Coach Mason and her players win some respect

January 31, 1994|By SUSAN REIMER

When Paula Mason tried to volunteer to help coach her son's 10-to-12-year-old basketball team, the guy behind the sign-up table looked at her funny and suggested maybe she would rather be the "snack mother."

No, she said evenly. She wanted to coach.

How about the "phone tree mother," he offered.

No, she said. She'd played in college at Catholic University and ++ she wanted to coach her son and, frankly, if he didn't want her as a volunteer coach, he wasn't going to get her as a volunteer anything.

The man behind the sign-up table brightened. She'd played in college? Would she write her credentials beside her name? Paula looked down at the list of names. All men and not one had written anything but a phone number beside his name. But she complied.

Paula Mason was an assistant coach that first year, and some fathers of her players would not leave the gym when she was running practice.

In her second year, she was head coach and lost her first scrimmage, 30-1. Some of the opposing coaches would not shake her hand or speak to her after the games that season, and her husband heard the circumspect conversations of her players' fathers in the stands.

"There was none of the inherent respect a father would get for being coach," Roy Mason recalls. "It was clear the team would have to do well to justify her."

They did. Her Wolverines finished the season in the Severna Park Green Hornets' league with a 9-4 record and beat the regular-season champion Hoyas, 30-27, to win the playoff title.

This year, fathers called her and expressed their dismay that their sons had not been assigned to her team again.

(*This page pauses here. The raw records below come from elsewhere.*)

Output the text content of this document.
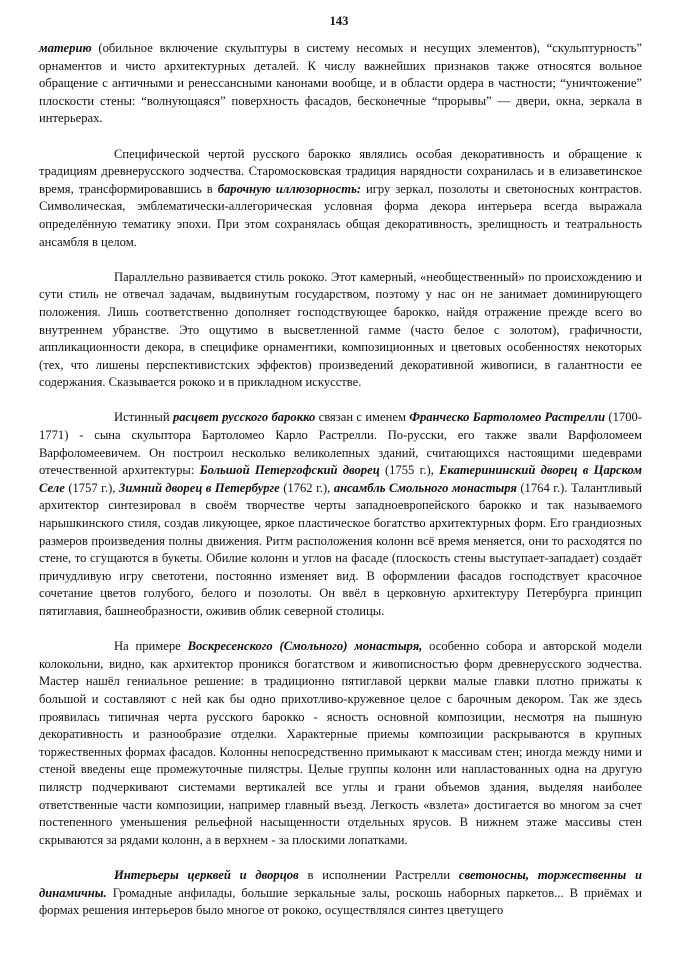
143

материю (обильное включение скульптуры в систему несомых и несущих элементов), “скульптурность” орнаментов и чисто архитектурных деталей. К числу важнейших признаков также относятся вольное обращение с античными и ренессансными канонами вообще, и в области ордера в частности; “уничтожение” плоскости стены: “волнующаяся” поверхность фасадов, бесконечные “прорывы” — двери, окна, зеркала в интерьерах.

Специфической чертой русского барокко являлись особая декоративность и обращение к традициям древнерусского зодчества. Старомосковская традиция нарядности сохранилась и в елизаветинское время, трансформировавшись в барочную иллюзорность: игру зеркал, позолоты и светоносных контрастов. Символическая, эмблематически-аллегорическая условная форма декора интерьера всегда выражала определённую тематику эпохи. При этом сохранялась общая декоративность, зрелищность и театральность ансамбля в целом.

Параллельно развивается стиль рококо. Этот камерный, «необщественный» по происхождению и сути стиль не отвечал задачам, выдвинутым государством, поэтому у нас он не занимает доминирующего положения. Лишь соответственно дополняет господствующее барокко, найдя отражение прежде всего во внутреннем убранстве. Это ощутимо в высветленной гамме (часто белое с золотом), графичности, аппликационности декора, в специфике орнаментики, композиционных и цветовых особенностях некоторых (тех, что лишены перспективистских эффектов) произведений декоративной живописи, в галантности ее содержания. Сказывается рококо и в прикладном искусстве.

Истинный расцвет русского барокко связан с именем Франческо Бартоломео Растрелли (1700-1771) - сына скульптора Бартоломео Карло Растрелли. По-русски, его также звали Варфоломеем Варфоломеевичем. Он построил несколько великолепных зданий, считающихся настоящими шедеврами отечественной архитектуры: Большой Петергофский дворец (1755 г.), Екатерининский дворец в Царском Селе (1757 г.), Зимний дворец в Петербурге (1762 г.), ансамбль Смольного монастыря (1764 г.). Талантливый архитектор синтезировал в своём творчестве черты западноевропейского барокко и так называемого нарышкинского стиля, создав ликующее, яркое пластическое богатство архитектурных форм. Его грандиозных размеров произведения полны движения. Ритм расположения колонн всё время меняется, они то расходятся по стене, то сгущаются в букеты. Обилие колонн и углов на фасаде (плоскость стены выступает-западает) создаёт причудливую игру светотени, постоянно изменяет вид. В оформлении фасадов господствует красочное сочетание цветов голубого, белого и позолоты. Он ввёл в церковную архитектуру Петербурга принцип пятиглавия, башнеобразности, оживив облик северной столицы.

На примере Воскресенского (Смольного) монастыря, особенно собора и авторской модели колокольни, видно, как архитектор проникся богатством и живописностью форм древнерусского зодчества. Мастер нашёл гениальное решение: в традиционно пятиглавой церкви малые главки плотно прижаты к большой и составляют с ней как бы одно прихотливо-кружевное целое с барочным декором. Так же здесь проявилась типичная черта русского барокко - ясность основной композиции, несмотря на пышную декоративность и разнообразие отделки. Характерные приемы композиции раскрываются в крупных торжественных формах фасадов. Колонны непосредственно примыкают к массивам стен; иногда между ними и стеной введены еще промежуточные пилястры. Целые группы колонн или напластованных одна на другую пилястр подчеркивают системами вертикалей все углы и грани объемов здания, выделяя наиболее ответственные части композиции, например главный въезд. Легкость «взлета» достигается во многом за счет постепенного уменьшения рельефной насыщенности отдельных ярусов. В нижнем этаже массивы стен скрываются за рядами колонн, а в верхнем - за плоскими лопатками.

Интерьеры церквей и дворцов в исполнении Растрелли светоносны, торжественны и динамичны. Громадные анфилады, большие зеркальные залы, роскошь наборных паркетов... В приёмах и формах решения интерьеров было многое от рококо, осуществлялся синтез цветущего
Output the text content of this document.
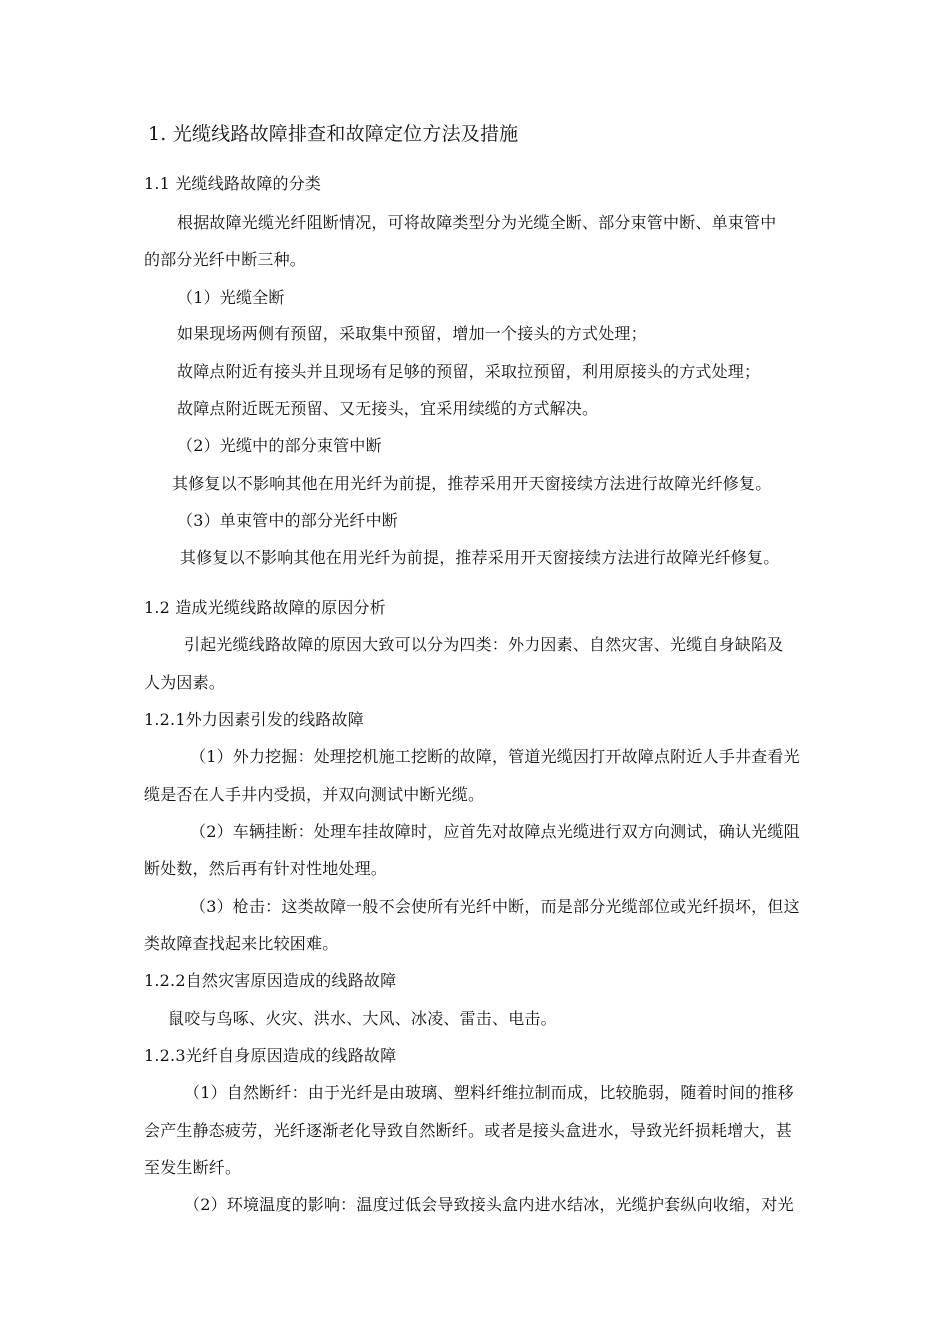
1. 光缆线路故障排查和故障定位方法及措施
1.1 光缆线路故障的分类
根据故障光缆光纤阻断情况，可将故障类型分为光缆全断、部分束管中断、单束管中
的部分光纤中断三种。
（1）光缆全断
如果现场两侧有预留，采取集中预留，增加一个接头的方式处理；
故障点附近有接头并且现场有足够的预留，采取拉预留，利用原接头的方式处理；
故障点附近既无预留、又无接头，宜采用续缆的方式解决。
（2）光缆中的部分束管中断
其修复以不影响其他在用光纤为前提，推荐采用开天窗接续方法进行故障光纤修复。
（3）单束管中的部分光纤中断
其修复以不影响其他在用光纤为前提，推荐采用开天窗接续方法进行故障光纤修复。
1.2 造成光缆线路故障的原因分析
引起光缆线路故障的原因大致可以分为四类：外力因素、自然灾害、光缆自身缺陷及
人为因素。
1.2.1外力因素引发的线路故障
（1）外力挖掘：处理挖机施工挖断的故障，管道光缆因打开故障点附近人手井查看光
缆是否在人手井内受损，并双向测试中断光缆。
（2）车辆挂断：处理车挂故障时，应首先对故障点光缆进行双方向测试，确认光缆阻
断处数，然后再有针对性地处理。
（3）枪击：这类故障一般不会使所有光纤中断，而是部分光缆部位或光纤损坏，但这
类故障查找起来比较困难。
1.2.2自然灾害原因造成的线路故障
鼠咬与鸟啄、火灾、洪水、大风、冰凌、雷击、电击。
1.2.3光纤自身原因造成的线路故障
（1）自然断纤：由于光纤是由玻璃、塑料纤维拉制而成，比较脆弱，随着时间的推移
会产生静态疲劳，光纤逐渐老化导致自然断纤。或者是接头盒进水，导致光纤损耗增大，甚
至发生断纤。
（2）环境温度的影响：温度过低会导致接头盒内进水结冰，光缆护套纵向收缩，对光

So Paula Mason proved herself as a basketball coach. And no one at a sign-up table for motherhood would ever ask this woman to write down her credentials. Just ask Matt, her center and her son.

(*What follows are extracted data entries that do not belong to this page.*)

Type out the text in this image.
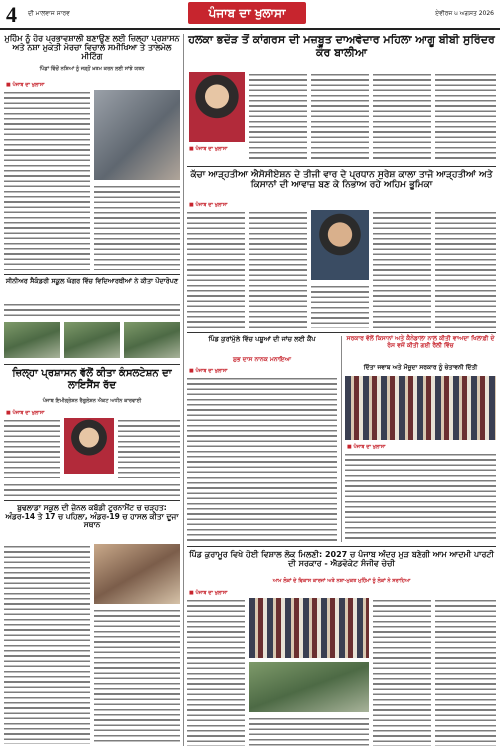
4 ਦੀ ਮਾਲਵਾਜ ਸਾਰਵ	ਪੰਜਾਬ ਦਾ ਖੁਲਾਸਾ	ਏਵੀਰਜ ੫ ਅਗਸਤ 2026
ਮੁਹਿੰਮ ਨੂੰ ਹੋਰ ਪ੍ਰਭਾਵਸ਼ਾਲੀ ਬਣਾਉਣ ਲਈ ਜ਼ਿਲ੍ਹਾ ਪ੍ਰਸ਼ਾਸਨ ਅਤੇ ਨਸ਼ਾ ਮੁਕਤੀ ਮੋਰਚਾ ਵਿਚਾਲੇ ਸਮੀਖਿਆ ਤੇ ਤਾਲਮੇਲ ਮੀਟਿੰਗ
ਪਿੰਡਾਂ ਵਿੱਚੋਂ ਨਸ਼ਿਆਂ ਨੂੰ ਜੜ੍ਹੋਂ ਖ਼ਤਮ ਕਰਨ ਲਈ ਸਾਂਝੇ ਯਤਨ
■ ਪੰਜਾਬ ਦਾ ਖੁਲਾਸਾ
ਸੀਨੀਅਰ ਸੈਕੰਡਰੀ ਸਕੂਲ ਘੱਗਰ ਵਿੱਚ ਵਿਦਿਆਰਥੀਆਂ ਨੇ ਕੀਤਾ ਪੌਦਾਰੋਪਣ
ਜ਼ਿਲ੍ਹਾ ਪ੍ਰਸ਼ਾਸਨ ਵੱਲੋਂ ਕੀਤਾ ਕੰਸਲਟੇਸ਼ਨ ਦਾ ਲਾਇਸੈਂਸ ਰੱਦ
ਪੰਜਾਬ ਇਮੀਗ੍ਰੇਸ਼ਨ ਰੈਗੂਲੇਸ਼ਨ ਐਕਟ ਅਧੀਨ ਕਾਰਵਾਈ
■ ਪੰਜਾਬ ਦਾ ਖੁਲਾਸਾ
ਬੁਢਲਾਡਾ ਸਕੂਲ ਦੀ ਜ਼ੋਨਲ ਕਬੱਡੀ ਟੂਰਨਾਮੈਂਟ ਚ ਚੜ੍ਹਤ: ਅੰਡਰ-14 ਤੇ 17 ਚ ਪਹਿਲਾ, ਅੰਡਰ-19 ਚ ਹਾਸਲ ਕੀਤਾ ਦੂਜਾ ਸਥਾਨ
ਹਲਕਾ ਭਦੌੜ ਤੋਂ ਕਾਂਗਰਸ ਦੀ ਮਜ਼ਬੂਤ ਦਾਅਵੇਦਾਰ ਮਹਿਲਾ ਆਗੂ ਬੀਬੀ ਸੁਰਿੰਦਰ ਕੌਰ ਬਾਲੀਆ
■ ਪੰਜਾਬ ਦਾ ਖੁਲਾਸਾ
ਕੱਚਾ ਆੜ੍ਹਤੀਆ ਐਸੋਸੀਏਸ਼ਨ ਦੇ ਤੀਜੀ ਵਾਰ ਦੇ ਪ੍ਰਧਾਨ ਸੁਰੇਸ਼ ਕਾਲਾ ਤਾਜੋ ਆੜ੍ਹਤੀਆਂ ਅਤੇ ਕਿਸਾਨਾਂ ਦੀ ਆਵਾਜ਼ ਬਣ ਕੇ ਨਿਭਾਅ ਰਹੇ ਅਹਿਮ ਭੂਮਿਕਾ
■ ਪੰਜਾਬ ਦਾ ਖੁਲਾਸਾ
ਪਿੰਡ ਕੁਰਾਂਮੁੱਲੇ ਵਿੱਚ ਪਸ਼ੂਆਂ ਦੀ ਜਾਂਚ ਲਈ ਕੈਂਪ
ਸ਼ੁਭ ਦਾਸ ਨਾਨਕ ਮਨਾਇਆ
■ ਪੰਜਾਬ ਦਾ ਖੁਲਾਸਾ
ਸਰਕਾਰ ਵੱਲੋਂ ਕਿਸਾਨਾਂ ਅਤੇ ਕੈਨੇਡਾਲਾ ਨਾਲ ਕੀਤੀ ਵਾਅਦਾ ਖਿਲਾਫ਼ੀ ਦੇ ਰੋਸ ਵਜੋਂ ਕੀਤੀ ਗਈ ਰੈਲੀ ਵਿੱਚ
ਦਿੱਤਾ ਜਵਾਬ ਅਤੇ ਮੌਜੂਦਾ ਸਰਕਾਰ ਨੂੰ ਚੇਤਾਵਨੀ ਦਿੱਤੀ
■ ਪੰਜਾਬ ਦਾ ਖੁਲਾਸਾ
ਪਿੰਡ ਕੁਰਾਮੂਰ ਵਿਖੇ ਹੋਈ ਵਿਸ਼ਾਲ ਲੋਕ ਮਿਲਣੀ: 2027 ਚ ਪੰਜਾਬ ਅੰਦਰ ਮੁੜ ਬਣੇਗੀ ਆਮ ਆਦਮੀ ਪਾਰਟੀ ਦੀ ਸਰਕਾਰ - ਐਡਵੋਕੇਟ ਸੰਜੀਵ ਚੇਚੀ
ਆਮ ਲੋਕਾਂ ਦੇ ਵਿਕਾਸ ਕਾਰਜਾਂ ਅਤੇ ਨਸ਼ਾ-ਮੁਕਤ ਮੁਹਿੰਮਾਂ ਨੂੰ ਲੋਕਾਂ ਨੇ ਸਰਾਹਿਆ
■ ਪੰਜਾਬ ਦਾ ਖੁਲਾਸਾ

"When she coaches, she gets really into the team and she helps everybody," says Matt. "Last year, we lost a lot of games at first, but she always made us feel like we were going to win the next game.

"And I like seeing my mom's team win and some people who thought they were so great, lose."

Paula is coaching Matthew because he asked her to, because he needed her to, because he is a bright but shy boy who feels better about things the more he knows about them and he would feel much better about basketball if his mom was his coach -- the way he feels about baseball when his dad is his coach. She's almost dismissive about what it's taken to respond to this request by her son.

"I am there because I am comfortable that Matt wants me there. I'd like to see more women do this. It is not that hard. If you had a daughter, you would do it. A dad doesn't think twice about this stuff. Don't do it and you lose an opportunity," she says.

That's easier to say if you know how to set a screen, and Paula Mason does. But she is also coaching her players in the finer points of sports courtesy. You don't enter the gym when another coach is there with his team. You don't dribble when your coach is talking. And she was the reason her team spontaneously cheered at the end of last season when one sorry player caught his first pass.

What is in this for Paula? She is a project director at North Arundel Hospital, and Friday night practices and games at 8 a.m. Saturday in the dead of winter do not make life simple. But her husband sees the benefit as he watches practice.

"She shares a masculine activity with her son, which will put her in a position to share a masculine activity with him in the future, when mothers are excluded," he says. "That will be special."

"He was a premature baby, and then he was around for six years before his baby brother got here," explains Paula. "We have always been close, but as he gets older, you have to fight for those things you have in common. I guess I hope that years from now, part of him remembers that he asked his mom to coach him and she did."

During the first game of this season, one of Paula's players cried on the bench, devastated by one bad pass. He was being too hard on himself, Paula knew, and his tears were hurting his teammates, too. She bear-hugged his raging little body, scolding him and comforting him all at once. Was she a mother just then, I ask, or a coach?

"I guess I don't see how you separate them."